El joven artista visual plástico Joel Tlatelpa cree en el carácter polisémico de las
respuestas a estas preguntas y en la responsabilidad de la que no se nos puede
despojar respecto de entender cómo nuestras miradas sobre la violencia pueden
ser enriquecidas –y complejizadas– por el arte; pero también, él sabe del poder de
la imagen para –todavía– sacudirnos respecto de una relación que hemos vuelto
familiar, cercana y –aunque parezca paradójico– hasta cordial con la violencia.

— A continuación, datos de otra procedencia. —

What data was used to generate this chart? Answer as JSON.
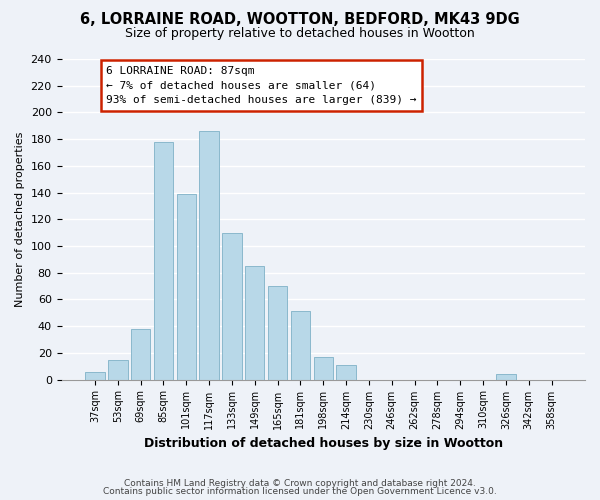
{
  "title1": "6, LORRAINE ROAD, WOOTTON, BEDFORD, MK43 9DG",
  "title2": "Size of property relative to detached houses in Wootton",
  "xlabel": "Distribution of detached houses by size in Wootton",
  "ylabel": "Number of detached properties",
  "bar_labels": [
    "37sqm",
    "53sqm",
    "69sqm",
    "85sqm",
    "101sqm",
    "117sqm",
    "133sqm",
    "149sqm",
    "165sqm",
    "181sqm",
    "198sqm",
    "214sqm",
    "230sqm",
    "246sqm",
    "262sqm",
    "278sqm",
    "294sqm",
    "310sqm",
    "326sqm",
    "342sqm",
    "358sqm"
  ],
  "bar_values": [
    6,
    15,
    38,
    178,
    139,
    186,
    110,
    85,
    70,
    51,
    17,
    11,
    0,
    0,
    0,
    0,
    0,
    0,
    4,
    0,
    0
  ],
  "bar_color": "#b8d8e8",
  "bar_edge_color": "#8ab8cc",
  "annotation_title": "6 LORRAINE ROAD: 87sqm",
  "annotation_line1": "← 7% of detached houses are smaller (64)",
  "annotation_line2": "93% of semi-detached houses are larger (839) →",
  "annotation_box_color": "#ffffff",
  "annotation_box_edge": "#cc2200",
  "ylim": [
    0,
    240
  ],
  "yticks": [
    0,
    20,
    40,
    60,
    80,
    100,
    120,
    140,
    160,
    180,
    200,
    220,
    240
  ],
  "footer1": "Contains HM Land Registry data © Crown copyright and database right 2024.",
  "footer2": "Contains public sector information licensed under the Open Government Licence v3.0.",
  "background_color": "#eef2f8",
  "grid_color": "#ffffff"
}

Porque si no cuestionamos y desmontamos el aparente carácter inevitable y
natural de la violencia que nos hace escondernos en casa por miedo a las balas
perdidas o a las órdenes militares de las que nadie en el poder quiere
responsabilizarse –pero también de la mirada cómplice que vuelve merecidas las
agresiones sobre los cuerpos de, por ejemplo las mujeres, los indígenas, la
diversidad sexual o los migrantes–, entonces habremos perdido –valga la
expresión– la batalla contra las fuerzas que imponen su lógica utilitaria donde
debería prevalecer la igualdad, la justicia y la paz. Hay ocasiones en las que las
intervenciones artísticas trascienden las intenciones estéticas y se vuelven
preguntas éticas sobre lo que somos: por eso es que Joel Tlatelpa ha elegido la
técnica de la transferencia de imágenes desde la fotografía hasta el soporte de
papel, para tener la libertad de intervenirlas, resignificarlas y mostrarnos que la
violencia no es algo natural y merecido, sino históricamente construido y –por
tanto– erradicable. No nos merecemos, por supuesto, la violencia; pero las
imágenes de este joven artista tlaxcalteca nos cuestionan acerca de si
verdaderamente estamos dispuestos a cambiar este estado de cosas y a
observarnos a nosotros mismos de diferente manera.

Por todo esto, podemos observar a la obra de Joel Tlatelpa no como un lamento
por el pasado sino como una apuesta por el futuro, como la cartografía de un
paisaje politizado –al no mostrar esta serie de trabajos en la exposición no va a
existir un referente visual en el público de que es el paisaje politizado, como él
mismo tituló a una serie plástica previa– que tenemos que cambiar, que intervenir
para que no sigamos acostumbrados a la violencia que gradualmente se
incrementa y que nos hacen ser sobrevivientes de todas las muertes y heridas de
las que somos potencialmente receptores en un futuro abstracto pero probable,
quizá más de lo que quisiéramos. Su obra es disidente del nacionalismo, de la
retórica populista, pero también de esa falta de compromiso social que hace a
aparecer como inocuos y superfluos a muchos de los artistas de su generación o
anteriores. Las obras que conforman Isomorfismo: ausencias y presencias son un
acontecimiento –como Heidegger pensaba el término, es decir, como una ruptura
con la forma tradicional de observar un cierto campo del conocimiento– que nos
obliga a pensar cómo nos hemos acostumbrado a vivir con la violencia, a hacerle
un lugar en nuestras rutinas cotidianas y nuestros imaginarios colectivos, y cómo
nos deberíamos desacostumbrar a aceptar la muerte y destrucción como destino
inexorable de nuestro tiempo. Así, las imágenes creadas y recreadas por Joel
Tlatelpa son las presencias que, en este sentido, buscan visibilizar todas aquellas
ausencias –personas, paisajes, valores– que son desplazadas cuando la violencia
se ha hecho con el control del barco.